Samstag 21. Oktober 2017

16. März 2017 - Nachrichten am Morgen

Die Einreisebehörde Namibias geht weiterhin gegen illegal im Land arbeitende Ausländer vor. Laut Namibian wurde der Geschäftsführer des Schlachtbetriebes Brukkaros Meat Processors in Keetmanshoop wegen einer fehlenden Arbeitsgenehmigung festgenommen. Der 48-jährige Johan Bester sei am Dienstag im Magistratsgericht des Ortes erschienen und gegen 5000 Namibia Dollar Kaution freigelassen worden. - Die Einreisebehörde war laut Namibian auch gegen Simbabwer vorgegangen, die bei der SME-Bank in Windhoek gearbeitet hatten.

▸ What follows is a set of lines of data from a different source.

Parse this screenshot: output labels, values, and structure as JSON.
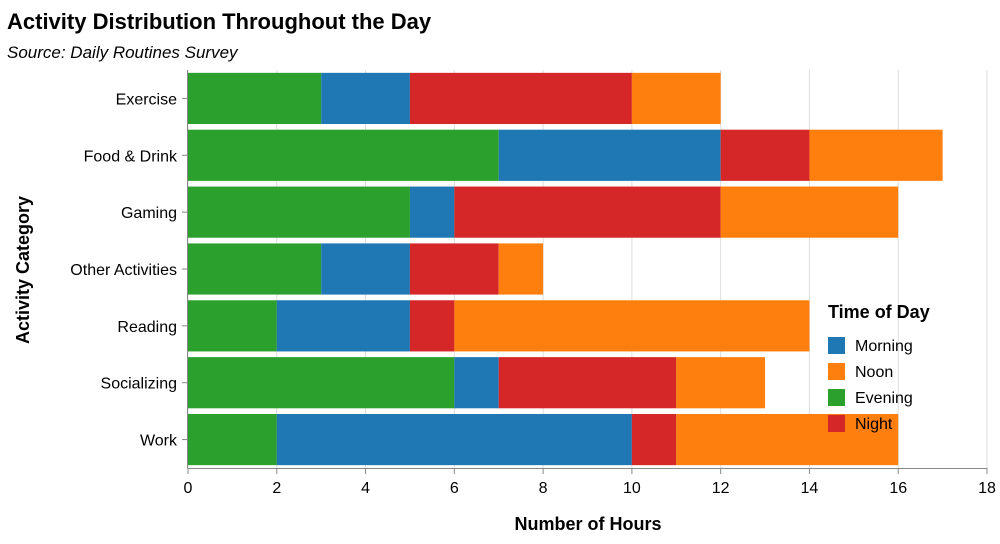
{
  "chart_data": {
    "type": "bar",
    "orientation": "horizontal",
    "stacked": true,
    "title": "Activity Distribution Throughout the Day",
    "subtitle": "Source: Daily Routines Survey",
    "xlabel": "Number of Hours",
    "ylabel": "Activity Category",
    "xlim": [
      0,
      18
    ],
    "xticks": [
      0,
      2,
      4,
      6,
      8,
      10,
      12,
      14,
      16,
      18
    ],
    "grid": true,
    "legend_title": "Time of Day",
    "legend_position": "bottom-right",
    "legend_order": [
      "Morning",
      "Noon",
      "Evening",
      "Night"
    ],
    "stack_order": [
      "Evening",
      "Morning",
      "Night",
      "Noon"
    ],
    "categories": [
      "Exercise",
      "Food & Drink",
      "Gaming",
      "Other Activities",
      "Reading",
      "Socializing",
      "Work"
    ],
    "series": [
      {
        "name": "Morning",
        "color": "#1f77b4",
        "values": [
          2,
          5,
          1,
          2,
          3,
          1,
          8
        ]
      },
      {
        "name": "Noon",
        "color": "#ff7f0e",
        "values": [
          2,
          3,
          4,
          1,
          8,
          2,
          5
        ]
      },
      {
        "name": "Evening",
        "color": "#2ca02c",
        "values": [
          3,
          7,
          5,
          3,
          2,
          6,
          2
        ]
      },
      {
        "name": "Night",
        "color": "#d62728",
        "values": [
          5,
          2,
          6,
          2,
          1,
          4,
          1
        ]
      }
    ]
  }
}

Das Büro des Präsidenten hat in einer Pressemitteilung offenbar falsche Zahlen zu Gehältern von Chefs einiger Staatsbetriebe genannt. Wie der Namibian berichtet, verdient der Geschäftsführer des Auto-Unfall-Fonds MVA nicht 2,4 Millionen Namibia Dollar im Jahr, sondern nur 900.000. Die derzeitige MVA-Chefin Rosalia Martins-Hausiku habe die Zahl auf Facebook scherzhaft als willkommene Prophezeihung kommentiert. Beim Electricity Control Board erhält der Geschäftsführer laut Namibian nur 1,9 statt 2,6 Millionen Dollar, während NamPower 3,4 Millionen statt der genannten 2,3 Millionen Dollar zahle. - Das Präsidial-Büro hatte mit den Zahlen zeigen wollen, dass die Bezüge des Präsidenten Namibias von 1,7 Millionen Dollar im Jahr keineswegs überhöht sind, wie in Medienberichten dargelegt.

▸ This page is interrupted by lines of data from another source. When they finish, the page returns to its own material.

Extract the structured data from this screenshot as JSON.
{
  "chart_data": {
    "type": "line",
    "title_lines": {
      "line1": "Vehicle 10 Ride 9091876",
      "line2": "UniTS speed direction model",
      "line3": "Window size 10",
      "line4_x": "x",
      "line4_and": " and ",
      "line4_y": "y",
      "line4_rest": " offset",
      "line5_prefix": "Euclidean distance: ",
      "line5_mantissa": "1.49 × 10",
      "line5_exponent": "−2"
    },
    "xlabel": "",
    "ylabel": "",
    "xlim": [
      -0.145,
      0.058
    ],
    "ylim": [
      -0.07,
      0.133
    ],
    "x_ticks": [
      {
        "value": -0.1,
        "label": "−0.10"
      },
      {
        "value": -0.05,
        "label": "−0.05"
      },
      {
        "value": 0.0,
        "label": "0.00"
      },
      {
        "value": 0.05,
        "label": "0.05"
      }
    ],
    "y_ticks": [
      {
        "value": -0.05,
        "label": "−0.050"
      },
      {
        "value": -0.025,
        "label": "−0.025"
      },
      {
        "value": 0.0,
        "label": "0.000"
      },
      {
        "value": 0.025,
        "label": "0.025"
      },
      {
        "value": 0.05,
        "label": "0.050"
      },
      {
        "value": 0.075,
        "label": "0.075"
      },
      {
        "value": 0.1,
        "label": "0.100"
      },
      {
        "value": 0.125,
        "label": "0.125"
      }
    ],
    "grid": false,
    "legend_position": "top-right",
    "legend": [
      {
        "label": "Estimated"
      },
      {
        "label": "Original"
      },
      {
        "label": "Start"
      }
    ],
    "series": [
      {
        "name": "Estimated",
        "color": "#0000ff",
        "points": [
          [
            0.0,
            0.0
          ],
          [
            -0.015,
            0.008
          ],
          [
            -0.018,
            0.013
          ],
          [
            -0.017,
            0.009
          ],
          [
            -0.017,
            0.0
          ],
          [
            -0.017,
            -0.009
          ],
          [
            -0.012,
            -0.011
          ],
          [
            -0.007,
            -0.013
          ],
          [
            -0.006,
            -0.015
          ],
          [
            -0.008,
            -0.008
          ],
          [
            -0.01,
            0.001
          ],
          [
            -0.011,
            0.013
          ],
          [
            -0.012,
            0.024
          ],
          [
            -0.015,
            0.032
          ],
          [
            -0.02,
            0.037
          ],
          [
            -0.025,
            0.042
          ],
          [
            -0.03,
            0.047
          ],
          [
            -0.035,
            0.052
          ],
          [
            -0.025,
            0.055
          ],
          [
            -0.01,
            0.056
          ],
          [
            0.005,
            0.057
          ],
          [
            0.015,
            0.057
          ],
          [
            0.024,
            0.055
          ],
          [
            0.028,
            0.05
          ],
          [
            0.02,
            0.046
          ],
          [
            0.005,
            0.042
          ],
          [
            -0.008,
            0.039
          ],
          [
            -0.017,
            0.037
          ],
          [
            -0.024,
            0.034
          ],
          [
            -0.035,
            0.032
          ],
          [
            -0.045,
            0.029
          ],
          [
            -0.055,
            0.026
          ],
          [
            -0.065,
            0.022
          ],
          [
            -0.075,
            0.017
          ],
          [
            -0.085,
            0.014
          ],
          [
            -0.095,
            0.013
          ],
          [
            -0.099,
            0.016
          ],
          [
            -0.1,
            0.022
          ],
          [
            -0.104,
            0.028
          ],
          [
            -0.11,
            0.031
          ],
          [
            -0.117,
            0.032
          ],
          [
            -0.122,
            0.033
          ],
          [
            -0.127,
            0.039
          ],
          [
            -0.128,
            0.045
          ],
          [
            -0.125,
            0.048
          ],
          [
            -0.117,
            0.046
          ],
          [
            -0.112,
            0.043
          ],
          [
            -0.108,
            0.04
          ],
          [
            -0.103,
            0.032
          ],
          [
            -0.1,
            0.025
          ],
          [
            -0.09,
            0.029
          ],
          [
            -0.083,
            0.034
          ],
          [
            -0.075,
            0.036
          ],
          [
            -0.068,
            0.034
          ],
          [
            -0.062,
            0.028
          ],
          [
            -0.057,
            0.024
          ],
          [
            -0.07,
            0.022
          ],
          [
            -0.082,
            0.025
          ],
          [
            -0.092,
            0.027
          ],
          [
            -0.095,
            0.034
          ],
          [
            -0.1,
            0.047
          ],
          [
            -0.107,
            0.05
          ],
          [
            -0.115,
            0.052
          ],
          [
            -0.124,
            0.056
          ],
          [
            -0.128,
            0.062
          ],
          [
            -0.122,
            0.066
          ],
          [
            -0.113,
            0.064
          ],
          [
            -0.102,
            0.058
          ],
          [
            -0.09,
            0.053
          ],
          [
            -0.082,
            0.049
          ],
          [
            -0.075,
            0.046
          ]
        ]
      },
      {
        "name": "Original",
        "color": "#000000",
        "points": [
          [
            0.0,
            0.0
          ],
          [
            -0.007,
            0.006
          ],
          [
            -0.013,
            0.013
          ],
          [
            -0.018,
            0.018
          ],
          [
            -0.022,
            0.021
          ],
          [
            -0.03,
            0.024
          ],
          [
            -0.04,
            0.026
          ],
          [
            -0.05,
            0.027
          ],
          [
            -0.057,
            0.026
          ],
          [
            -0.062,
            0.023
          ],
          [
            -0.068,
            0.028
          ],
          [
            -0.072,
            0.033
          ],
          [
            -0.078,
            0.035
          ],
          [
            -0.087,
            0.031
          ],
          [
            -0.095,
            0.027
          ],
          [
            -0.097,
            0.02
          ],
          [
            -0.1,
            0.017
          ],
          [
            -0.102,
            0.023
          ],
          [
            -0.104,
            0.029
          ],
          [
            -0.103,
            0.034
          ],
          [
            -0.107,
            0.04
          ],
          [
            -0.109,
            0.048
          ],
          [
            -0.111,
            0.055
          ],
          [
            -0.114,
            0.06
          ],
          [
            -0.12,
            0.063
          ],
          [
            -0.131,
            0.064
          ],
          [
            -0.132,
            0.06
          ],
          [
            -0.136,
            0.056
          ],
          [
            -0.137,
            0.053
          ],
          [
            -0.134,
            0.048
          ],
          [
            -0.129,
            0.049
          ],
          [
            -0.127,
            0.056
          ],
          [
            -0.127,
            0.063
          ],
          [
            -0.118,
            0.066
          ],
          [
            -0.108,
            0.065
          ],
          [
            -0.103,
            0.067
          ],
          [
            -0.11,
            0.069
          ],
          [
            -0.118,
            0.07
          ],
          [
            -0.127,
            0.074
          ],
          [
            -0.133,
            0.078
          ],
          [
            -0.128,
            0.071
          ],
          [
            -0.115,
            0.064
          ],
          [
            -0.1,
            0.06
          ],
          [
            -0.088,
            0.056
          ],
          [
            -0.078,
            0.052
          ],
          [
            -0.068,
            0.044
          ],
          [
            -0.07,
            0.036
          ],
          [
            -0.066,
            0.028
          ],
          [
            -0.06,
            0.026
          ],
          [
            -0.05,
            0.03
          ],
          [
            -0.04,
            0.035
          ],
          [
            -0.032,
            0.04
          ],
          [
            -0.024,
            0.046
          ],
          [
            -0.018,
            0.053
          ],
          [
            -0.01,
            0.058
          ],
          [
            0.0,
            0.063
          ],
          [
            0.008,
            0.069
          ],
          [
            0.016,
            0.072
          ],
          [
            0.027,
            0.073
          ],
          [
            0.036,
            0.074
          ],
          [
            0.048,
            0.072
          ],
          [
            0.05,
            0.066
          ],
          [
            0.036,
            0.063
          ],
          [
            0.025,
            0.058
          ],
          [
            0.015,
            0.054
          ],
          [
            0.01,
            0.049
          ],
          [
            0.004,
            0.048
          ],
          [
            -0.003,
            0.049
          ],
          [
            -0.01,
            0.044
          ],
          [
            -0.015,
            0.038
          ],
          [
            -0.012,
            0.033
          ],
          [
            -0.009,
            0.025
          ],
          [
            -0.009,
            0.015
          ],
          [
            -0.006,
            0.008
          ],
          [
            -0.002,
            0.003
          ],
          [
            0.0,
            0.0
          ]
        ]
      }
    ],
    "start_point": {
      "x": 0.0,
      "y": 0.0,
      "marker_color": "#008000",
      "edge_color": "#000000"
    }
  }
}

Gut viereinhalb Jahre nach dem tödlichen Polizeieinsatz gegen streikende Bergarbeiter in Marikana hat die südafrikanische Regierung Entschädigungszahlungen in Höhe von umgerechnet 72 Millionen Euro angekündigt. Mit der Summe sollen die Ansprüche von Hinterbliebenen sowie verletzten Arbeitern und zu Unrecht Festgenommenen abgedeckt werden, hieß es. Im August 2012 hatten Polizisten vor der Platinmine von Marikana nordwestlich von Johannesburg 34 streikende Bergleute erschossen. Es war der tödlichste Polizeieinsatz seit dem Ende der Apartheid 1994.

Bei der Parlamentswahl in den Niederlanden haben die Rechtspopulisten einen Dämpfer bekommen. Zwar konnten Geert Wilders und seine Anhänger Parlamentssitze dazu gewinnen, gegen die liberale Partei von Ministerpräsident Mark Rutte konnten sie sich aber nicht durchsetzen. Schwere Verluste mussten die niederländischen Sozialdemokraten hinnehmen, die bislang Koalitionspartner der Regierungspartei waren. Die Wahlbeteiligung war mit über 80 Prozent sehr hoch.

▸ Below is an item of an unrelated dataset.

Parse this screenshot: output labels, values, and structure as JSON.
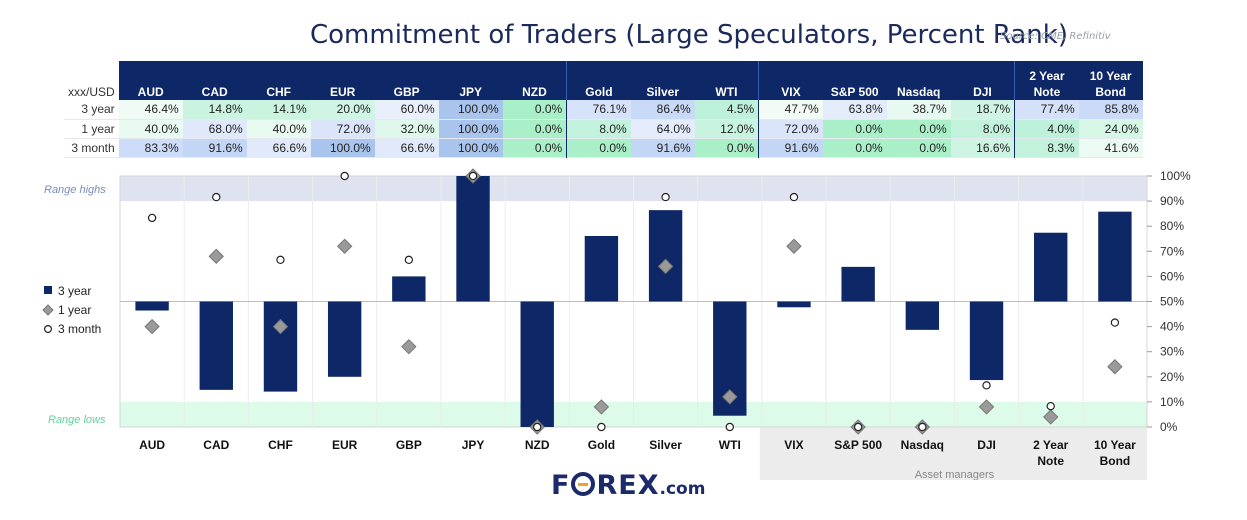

Mit Hilfe aus Spanien könnte im Norden Namibias Spargel für den Export angebaut werden. Das habe die spanische Botschafterin Concepción Figuerola während eines Höflichkeitsbesuchs bei Präsident Hage Geingob gestern in Aussicht gestellt, meldet die Presseagentur NAMPA. Eine Firma ihres Landes plane, in der Region Omusati einen Betrieb zu gründen. Sie wolle Farmer der Region in der Spargelzucht ausbilden und die Ernte exportieren. Als weitere Projekte spanischer Unternehmen in Namibia nannte Figuerola die Errichtung von Solaranlagen in Mariental und Rosh Pinah. Zudem wies sie darauf hin, dass Spanien seit der Unabhängigkeit Namibias Entwicklungshilfe in Höhe von rund 1,3 Milliarden Namibia Dollar geleistet habe.